Nineteen or twenty years ago when I was a bit naughty and working for a hang glider/microlight manufacturer, I sort of got semi-involved with prototype testing. One week (when the boss must have been away and the designer definitely was away) I decided to build a semi-official second prototype of the middle sized glider. I asked the sailmaker to make the sail in the most undesirable colour combination that she could come up with - the idea being that no one would want it and so I'd be free to go and fly it whenever I pleased... and maybe even offer to 'take it off their hands' if it became an embarrassment to the company image. The frame was made out of bits scrounged from old gliders or the scrap bin. It flew okay but we had to reconfigure the sail to remove unsightly rucks and wrinkles - so as a prototype it did serve its purpose. I was happy. I flew it a few times and all was well. Then it got borrowed by the designer (how cheeky is that!) and got crashed and that's the last I ever saw of it. Not long afterwards I left the company to go and earn a more realistic wage.

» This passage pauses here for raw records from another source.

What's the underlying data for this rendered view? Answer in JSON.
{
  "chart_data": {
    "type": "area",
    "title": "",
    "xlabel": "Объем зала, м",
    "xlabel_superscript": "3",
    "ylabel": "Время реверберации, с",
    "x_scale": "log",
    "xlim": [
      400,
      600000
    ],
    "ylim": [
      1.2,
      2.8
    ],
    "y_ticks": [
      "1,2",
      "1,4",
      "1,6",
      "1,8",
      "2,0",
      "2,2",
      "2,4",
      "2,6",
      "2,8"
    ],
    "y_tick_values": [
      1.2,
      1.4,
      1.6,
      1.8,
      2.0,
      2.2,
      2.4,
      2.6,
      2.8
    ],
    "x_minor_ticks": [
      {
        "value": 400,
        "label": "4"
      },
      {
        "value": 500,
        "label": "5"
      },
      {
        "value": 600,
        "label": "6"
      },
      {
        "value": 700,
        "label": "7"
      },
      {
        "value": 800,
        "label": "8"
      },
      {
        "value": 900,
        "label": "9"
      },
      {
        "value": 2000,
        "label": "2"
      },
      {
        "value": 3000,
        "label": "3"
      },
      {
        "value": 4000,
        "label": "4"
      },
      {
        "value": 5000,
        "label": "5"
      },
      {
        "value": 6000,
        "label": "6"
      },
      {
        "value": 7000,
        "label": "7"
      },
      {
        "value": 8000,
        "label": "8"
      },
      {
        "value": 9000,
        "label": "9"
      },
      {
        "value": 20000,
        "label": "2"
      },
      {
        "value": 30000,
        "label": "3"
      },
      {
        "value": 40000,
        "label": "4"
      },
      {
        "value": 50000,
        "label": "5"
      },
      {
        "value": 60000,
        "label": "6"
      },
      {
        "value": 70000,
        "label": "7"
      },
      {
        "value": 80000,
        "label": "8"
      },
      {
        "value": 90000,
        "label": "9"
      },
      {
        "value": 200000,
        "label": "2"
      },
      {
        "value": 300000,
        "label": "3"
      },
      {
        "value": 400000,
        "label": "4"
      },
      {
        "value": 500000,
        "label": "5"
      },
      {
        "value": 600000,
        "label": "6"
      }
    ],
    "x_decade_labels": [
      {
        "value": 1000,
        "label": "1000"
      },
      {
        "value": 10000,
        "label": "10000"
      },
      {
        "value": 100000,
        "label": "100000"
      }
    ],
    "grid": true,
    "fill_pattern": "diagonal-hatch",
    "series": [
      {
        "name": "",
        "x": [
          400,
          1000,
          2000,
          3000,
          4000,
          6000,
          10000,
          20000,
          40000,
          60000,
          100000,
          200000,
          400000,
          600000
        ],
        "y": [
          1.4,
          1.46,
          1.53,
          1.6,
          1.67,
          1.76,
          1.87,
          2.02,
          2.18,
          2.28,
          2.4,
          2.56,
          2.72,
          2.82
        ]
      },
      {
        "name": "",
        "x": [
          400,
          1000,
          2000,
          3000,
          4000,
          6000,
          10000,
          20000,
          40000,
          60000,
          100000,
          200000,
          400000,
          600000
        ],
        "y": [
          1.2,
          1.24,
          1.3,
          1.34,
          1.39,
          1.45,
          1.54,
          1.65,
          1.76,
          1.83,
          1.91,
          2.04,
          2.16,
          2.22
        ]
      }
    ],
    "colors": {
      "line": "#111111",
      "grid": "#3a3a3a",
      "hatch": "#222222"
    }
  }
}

Last month I met a chap called Murray and he told me he had 'my' old glider and he ended up giving it to me. And so my cunning plan to get a free glider eventually came to fruition! I did offer to buy it from him but he declined. To be honest I can see why: It is well-shagged. Some of the scrap bin tubing is still in evidence, as are the old stitching holes where we repositioned the sail. I might fly it just for old time's sake - but I think I'd better take it to bits first and check it over because, like I say, it's well shagged - although it was always a bit shagged, even when new.
My mate Ed came up with the best description of the emotional dichotomy involved with obtaining a cheap or free flying machine: On the ground you're bragging to your mates how "I only paid fifty quid for it!" Two thousand feet above the ground and you're looking at every component and thinking "Bloody hell, I only paid fifty quid!"